No mundo anterior à pandemia a coletividade e a solidariedade vinham sendo substituídas paulatinamente pelo indivíduo e suas opiniões, num desprezo absoluto pela ciência e a comunidade.
A psicologia social analisa bem como nossa tendência a formar noções simplificadas para entendermos e sobrevivermos às complexidades da vida real que aos poucos se tornam imunes às contradições, passam a ignorar as exceções e rejeitam inclusive a própria experiência.
Simplificar torna o ambiente reconhecível, elimina pormenores e assim nos permite adotar acriticamente as normas e valores vigentes, mas traz como consequência o medo do conhecimento.
Atribuir à autoridade constituída o ato de pensar, faz odiar os que pensam por si, ou seja, duvidam das atitudes e comportamentos que estão fundados no estereótipo, nas explicações dadas pelos “guias”, eliminam a necessidade de manter viva a percepção.
Toda criança é dependente do consenso de seus pais, tutores ou mesmo professores, e inicia sua vida em acordo com as exigências impostas dentro de seu círculo mais restrito, de onde extrai segurança, alimentos e os valores que nortearão sua vida futura. Estas instituições que nos socializam são, portanto, responsáveis pelas crenças que temos, e a insubmissão vai exigir maturidade, reorientação intelectual, uma certa ruptura de vínculos sociais primários, para reafirmar sua autonomia e autodeterminação.
Muito de nós não atingimos esta etapa, permanecendo presos a velhos dogmas, às determinações de “gurus” e figuras de autoridade, e mesmo aos comportamentos aprendidos, que necessitariam para serem mantidos: reflexão e afastamento dos conceitos pré-determinados, ou seja, deveriam ser assumidos somente após o crivo da cognição.

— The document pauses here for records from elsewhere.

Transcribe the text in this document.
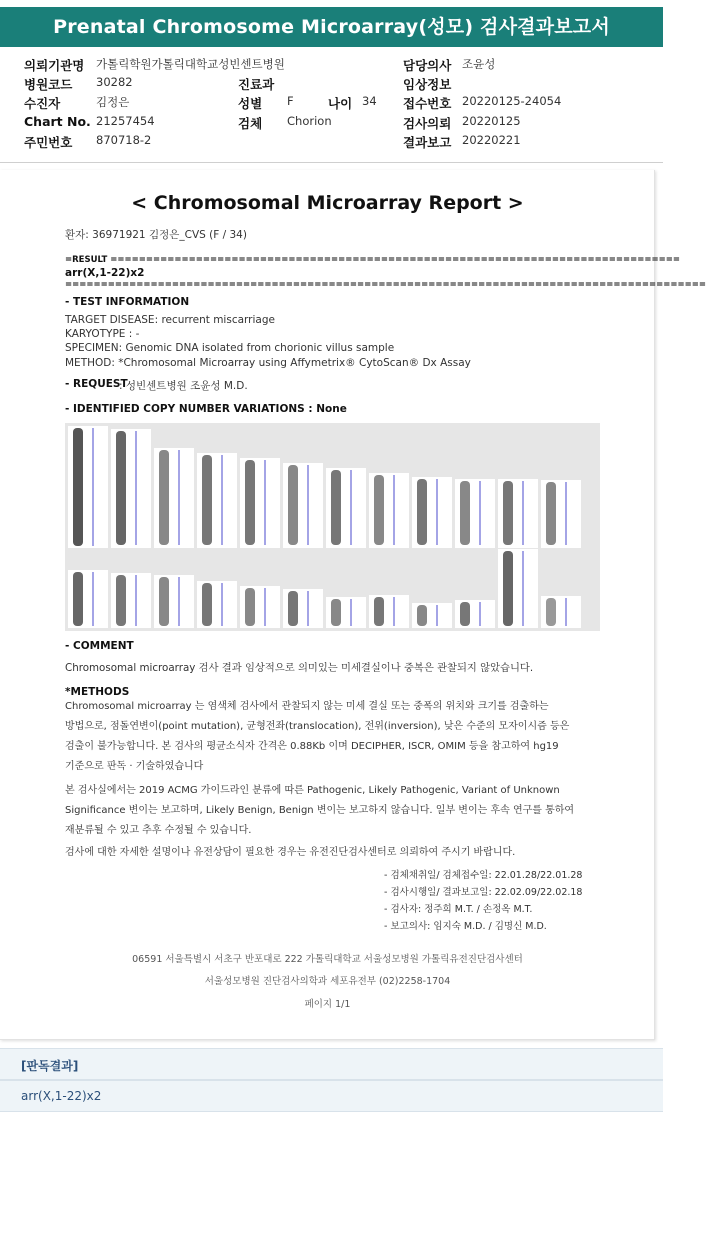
Prenatal Chromosome Microarray(성모) 검사결과보고서
의뢰기관명 가톨릭학원가톨릭대학교성빈센트병원	담당의사 조윤성
병원코드 30282	진료과	임상정보
수진자	김정은	성별 F	나이 34 접수번호 20220125-24054
Chart No. 21257454	검체 Chorion	검사의뢰 20220125
주민번호 870718-2	결과보고 20220221
< Chromosomal Microarray Report >
환자: 36971921 김정은_CVS (F / 34)
=RESULT ================================================================================
arr(X,1-22)x2
==========================================================================================
- TEST INFORMATION
TARGET DISEASE: recurrent miscarriage
KARYOTYPE : -
SPECIMEN: Genomic DNA isolated from chorionic villus sample
METHOD: *Chromosomal Microarray using Affymetrix® CytoScan® Dx Assay
- REQUEST
: 성빈센트병원 조윤성 M.D.
- IDENTIFIED COPY NUMBER VARIATIONS : None
- COMMENT
Chromosomal microarray 검사 결과 임상적으로 의미있는 미세결실이나 중복은 관찰되지 않았습니다.
*METHODS
Chromosomal microarray 는 염색체 검사에서 관찰되지 않는 미세 결실 또는 중폭의 위치와 크기를 검출하는
방법으로, 점돌연변이(point mutation), 균형전좌(translocation), 전위(inversion), 낮은 수준의 모자이시즘 등은
검출이 불가능합니다. 본 검사의 평균소식자 간격은 0.88Kb 이며 DECIPHER, ISCR, OMIM 등을 참고하여 hg19
기준으로 판독 · 기술하였습니다
본 검사실에서는 2019 ACMG 가이드라인 분류에 따른 Pathogenic, Likely Pathogenic, Variant of Unknown
Significance 변이는 보고하며, Likely Benign, Benign 변이는 보고하지 않습니다. 일부 변이는 후속 연구를 통하여
재분류될 수 있고 추후 수정될 수 있습니다.
검사에 대한 자세한 설명이나 유전상담이 필요한 경우는 유전진단검사센터로 의뢰하여 주시기 바랍니다.
- 검체채취일/ 검체접수일: 22.01.28/22.01.28
- 검사시행일/ 결과보고일: 22.02.09/22.02.18
- 검사자: 정주희 M.T. / 손정옥 M.T.
- 보고의사: 임지숙 M.D. / 김명신 M.D.
06591 서울특별시 서초구 반포대로 222 가톨릭대학교 서울성모병원 가톨릭유전진단검사센터
서울성모병원 진단검사의학과 세포유전부 (02)2258-1704
페이지 1/1
[판독결과]
arr(X,1-22)x2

Teremos que mudar muitas opiniões e comportamentos em função da crise atual, tanto na vida pessoal quanto na comunitária, pois os valores entram em questão, não apenas nos aspectos de preservação de saúde, mas também no tipo de organização política e econômica que vínhamos assumindo. Consumismo, participação social, empatia, solidariedade e o exato valor de nossas atividades econômicas são discutidos com um pouco mais de profundidade, até pela possibilidade de que esta etapa seja apenas o prenuncio de outras ainda mais problemáticas.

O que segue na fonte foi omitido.